Review: Chez nous (2017)

Chez nous (2017)

Directed by: Lucas Belvaux | 117 minutes | drama | Actors: Émilie Dequenne, André Dusollier, Guillaume Gouix, Catherine Jacob, Anne Marivin, Patrick Descamps, Charlotte Talpaert, Mateo Debaets, Coline Marcourt, Corentin Lobet, Thibault Roux, Michel Ferracci, Stéphane Caillard, Cyril Descours, Julien Roy, Bernard Mazzinghi

In ‘Chez nous’ we follow the path of the sympathetic home care nurse Pauline (Émilie Duquenne) to the mayoralty of her fictitious hometown Hémars in French Flanders. From a Front National-like party that is. Is ‘Chez nous’ perhaps a social-realistic film? No and yes, in that order. And that is also the problem. The decent Dequenne (‘Rosetta’) initially seems to have stepped out of a Mike Leigh full of good-natured feel-good characters. There is an ex-husband who refuses to look after the children when Pauline finds a dead patient in bed. She waits cheerfully for the doctor (André Dussollier) to arrive, who then invites her to dinner where he offers her the mayoralty of her own village, for his far-right ‘Bloc’. Soon brunette Pauline is as blond as the Le Pen-esque party leader Agnès Dorgelle (Catherine Jacob). This is unimaginable, but Pauline goes along with it big-eyed, and she also has a friend (Guillaume Gouix) who is gentle and also a neo-Nazi.
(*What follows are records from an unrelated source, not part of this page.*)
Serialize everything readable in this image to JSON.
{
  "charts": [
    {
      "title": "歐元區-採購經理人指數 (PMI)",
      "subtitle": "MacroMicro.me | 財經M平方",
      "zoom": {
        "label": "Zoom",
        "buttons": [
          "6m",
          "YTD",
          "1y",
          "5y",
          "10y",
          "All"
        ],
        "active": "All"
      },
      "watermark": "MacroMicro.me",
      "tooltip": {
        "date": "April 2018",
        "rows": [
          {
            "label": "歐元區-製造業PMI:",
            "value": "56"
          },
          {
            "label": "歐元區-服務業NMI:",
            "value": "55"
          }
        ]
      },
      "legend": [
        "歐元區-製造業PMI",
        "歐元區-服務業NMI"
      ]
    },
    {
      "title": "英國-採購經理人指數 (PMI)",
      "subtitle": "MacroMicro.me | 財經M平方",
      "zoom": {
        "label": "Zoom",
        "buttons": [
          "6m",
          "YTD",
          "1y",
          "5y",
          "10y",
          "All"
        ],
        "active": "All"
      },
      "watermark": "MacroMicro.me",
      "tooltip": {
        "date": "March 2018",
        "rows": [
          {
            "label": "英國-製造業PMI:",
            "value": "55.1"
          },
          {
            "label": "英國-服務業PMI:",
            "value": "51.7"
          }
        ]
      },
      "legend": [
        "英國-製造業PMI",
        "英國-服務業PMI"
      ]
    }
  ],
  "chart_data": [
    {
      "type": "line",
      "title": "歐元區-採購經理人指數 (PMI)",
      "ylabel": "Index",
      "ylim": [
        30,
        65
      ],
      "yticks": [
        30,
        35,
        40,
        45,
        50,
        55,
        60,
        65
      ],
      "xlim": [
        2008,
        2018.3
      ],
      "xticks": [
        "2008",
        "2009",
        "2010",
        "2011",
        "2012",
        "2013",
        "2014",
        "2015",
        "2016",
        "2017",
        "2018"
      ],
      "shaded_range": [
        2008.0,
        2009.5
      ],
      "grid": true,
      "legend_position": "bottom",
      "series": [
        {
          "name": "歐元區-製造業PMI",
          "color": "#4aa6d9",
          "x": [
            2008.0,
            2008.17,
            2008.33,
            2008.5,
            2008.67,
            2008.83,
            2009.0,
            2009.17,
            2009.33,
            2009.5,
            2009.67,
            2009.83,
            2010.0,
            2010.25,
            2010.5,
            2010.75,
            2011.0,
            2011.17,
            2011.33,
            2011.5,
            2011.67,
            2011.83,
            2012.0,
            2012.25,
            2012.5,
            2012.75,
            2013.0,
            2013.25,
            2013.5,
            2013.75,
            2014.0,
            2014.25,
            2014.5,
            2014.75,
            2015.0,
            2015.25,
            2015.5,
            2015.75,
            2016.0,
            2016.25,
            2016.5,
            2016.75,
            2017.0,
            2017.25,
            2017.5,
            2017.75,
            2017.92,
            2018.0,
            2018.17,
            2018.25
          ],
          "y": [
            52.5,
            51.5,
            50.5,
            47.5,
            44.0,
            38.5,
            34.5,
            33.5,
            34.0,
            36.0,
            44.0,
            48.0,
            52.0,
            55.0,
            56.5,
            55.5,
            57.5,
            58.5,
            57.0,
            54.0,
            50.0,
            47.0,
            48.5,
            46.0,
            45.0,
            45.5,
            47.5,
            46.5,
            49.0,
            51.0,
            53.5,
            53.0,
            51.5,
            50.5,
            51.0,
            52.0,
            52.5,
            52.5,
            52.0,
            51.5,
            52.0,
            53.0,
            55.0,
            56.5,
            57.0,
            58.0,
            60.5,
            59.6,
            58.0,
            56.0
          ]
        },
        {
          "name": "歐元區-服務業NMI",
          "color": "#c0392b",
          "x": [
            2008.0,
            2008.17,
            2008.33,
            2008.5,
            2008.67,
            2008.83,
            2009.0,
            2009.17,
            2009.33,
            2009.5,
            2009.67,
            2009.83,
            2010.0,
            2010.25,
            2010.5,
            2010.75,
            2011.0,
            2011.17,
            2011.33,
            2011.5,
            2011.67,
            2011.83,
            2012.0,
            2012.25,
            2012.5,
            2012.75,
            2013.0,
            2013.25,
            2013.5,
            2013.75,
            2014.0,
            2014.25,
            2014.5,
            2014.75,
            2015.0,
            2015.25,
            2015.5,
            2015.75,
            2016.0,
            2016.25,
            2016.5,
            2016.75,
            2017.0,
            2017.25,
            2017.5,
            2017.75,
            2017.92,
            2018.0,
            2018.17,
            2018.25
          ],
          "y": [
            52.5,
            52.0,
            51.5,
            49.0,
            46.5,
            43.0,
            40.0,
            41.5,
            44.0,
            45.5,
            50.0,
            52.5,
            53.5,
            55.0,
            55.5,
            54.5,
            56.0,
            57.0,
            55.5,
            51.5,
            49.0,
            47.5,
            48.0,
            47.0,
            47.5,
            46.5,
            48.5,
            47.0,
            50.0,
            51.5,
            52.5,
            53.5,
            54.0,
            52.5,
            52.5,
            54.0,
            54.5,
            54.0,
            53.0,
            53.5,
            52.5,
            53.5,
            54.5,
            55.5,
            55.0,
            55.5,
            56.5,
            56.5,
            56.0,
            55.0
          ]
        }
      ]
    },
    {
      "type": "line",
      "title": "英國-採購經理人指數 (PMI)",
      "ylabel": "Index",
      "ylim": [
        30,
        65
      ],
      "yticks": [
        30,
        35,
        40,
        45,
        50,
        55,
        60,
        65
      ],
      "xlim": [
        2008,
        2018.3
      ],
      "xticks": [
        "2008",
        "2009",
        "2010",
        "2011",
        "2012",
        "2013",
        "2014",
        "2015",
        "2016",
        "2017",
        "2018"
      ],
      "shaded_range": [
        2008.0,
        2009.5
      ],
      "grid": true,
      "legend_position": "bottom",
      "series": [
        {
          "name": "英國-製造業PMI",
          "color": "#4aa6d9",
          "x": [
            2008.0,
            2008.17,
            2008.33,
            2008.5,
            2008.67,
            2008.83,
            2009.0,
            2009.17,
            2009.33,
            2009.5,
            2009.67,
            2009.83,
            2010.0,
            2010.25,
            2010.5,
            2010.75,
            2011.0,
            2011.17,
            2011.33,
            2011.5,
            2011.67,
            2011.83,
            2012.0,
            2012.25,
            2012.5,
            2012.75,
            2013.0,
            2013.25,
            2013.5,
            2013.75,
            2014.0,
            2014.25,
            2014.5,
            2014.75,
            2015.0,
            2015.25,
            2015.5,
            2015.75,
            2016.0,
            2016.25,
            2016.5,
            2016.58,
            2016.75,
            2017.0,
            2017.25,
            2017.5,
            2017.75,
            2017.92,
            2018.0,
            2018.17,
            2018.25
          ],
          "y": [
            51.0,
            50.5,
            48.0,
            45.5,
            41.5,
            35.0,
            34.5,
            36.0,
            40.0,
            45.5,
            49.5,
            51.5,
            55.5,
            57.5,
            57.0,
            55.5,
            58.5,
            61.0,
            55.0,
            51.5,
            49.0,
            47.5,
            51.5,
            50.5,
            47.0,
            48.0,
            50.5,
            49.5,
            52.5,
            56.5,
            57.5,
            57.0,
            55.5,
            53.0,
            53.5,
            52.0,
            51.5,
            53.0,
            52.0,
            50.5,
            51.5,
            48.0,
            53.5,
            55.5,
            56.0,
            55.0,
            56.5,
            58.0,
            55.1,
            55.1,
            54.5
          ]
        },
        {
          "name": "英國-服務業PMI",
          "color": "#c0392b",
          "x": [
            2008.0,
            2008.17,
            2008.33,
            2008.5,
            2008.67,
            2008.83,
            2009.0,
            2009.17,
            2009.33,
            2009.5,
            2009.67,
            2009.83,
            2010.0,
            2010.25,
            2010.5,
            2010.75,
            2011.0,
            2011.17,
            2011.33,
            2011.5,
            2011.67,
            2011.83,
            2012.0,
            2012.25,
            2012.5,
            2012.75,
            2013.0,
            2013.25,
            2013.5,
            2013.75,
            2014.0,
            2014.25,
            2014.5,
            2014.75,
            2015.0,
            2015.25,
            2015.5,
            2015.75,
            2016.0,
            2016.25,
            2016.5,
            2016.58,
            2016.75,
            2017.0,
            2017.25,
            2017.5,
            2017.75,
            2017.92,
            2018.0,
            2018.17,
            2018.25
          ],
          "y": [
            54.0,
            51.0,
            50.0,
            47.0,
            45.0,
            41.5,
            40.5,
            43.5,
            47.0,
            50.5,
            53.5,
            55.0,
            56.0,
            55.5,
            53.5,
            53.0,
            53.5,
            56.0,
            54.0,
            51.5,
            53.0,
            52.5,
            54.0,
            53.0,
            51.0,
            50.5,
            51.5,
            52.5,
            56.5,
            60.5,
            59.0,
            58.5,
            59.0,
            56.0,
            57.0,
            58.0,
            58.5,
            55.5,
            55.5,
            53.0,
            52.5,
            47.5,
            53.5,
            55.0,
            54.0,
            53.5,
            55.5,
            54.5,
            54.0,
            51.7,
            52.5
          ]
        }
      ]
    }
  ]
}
Not so easy to unite feelgood and the extreme right, especially not in characters. There are more contradictions. ‘Chez nous’ seems aimed at ‘ordinary people’ – as a warning, but will mainly attract an arthouse audience. As a result, the film looks made, and develops little; every time Pauline curiously walks through them. Questions of conscience are raised, but then dodged. For example, when Pauline witnesses a beating between neo-Nazis and Muslim youths. Pauline wants to be herself, but it seems she has made a choice that violates her personality. Director Lucas Delvaux (’38 témoins’) attaches no dramatic consequences to it. It happens and ripples on. Towards the end, the film takes on a more documentary character. ‘This is the state of France’, Delvaux seems to want to say. As mentioned, the far right doesn’t mix well with sluggish feel-good, although the acting of the main characters can be considered not without merit.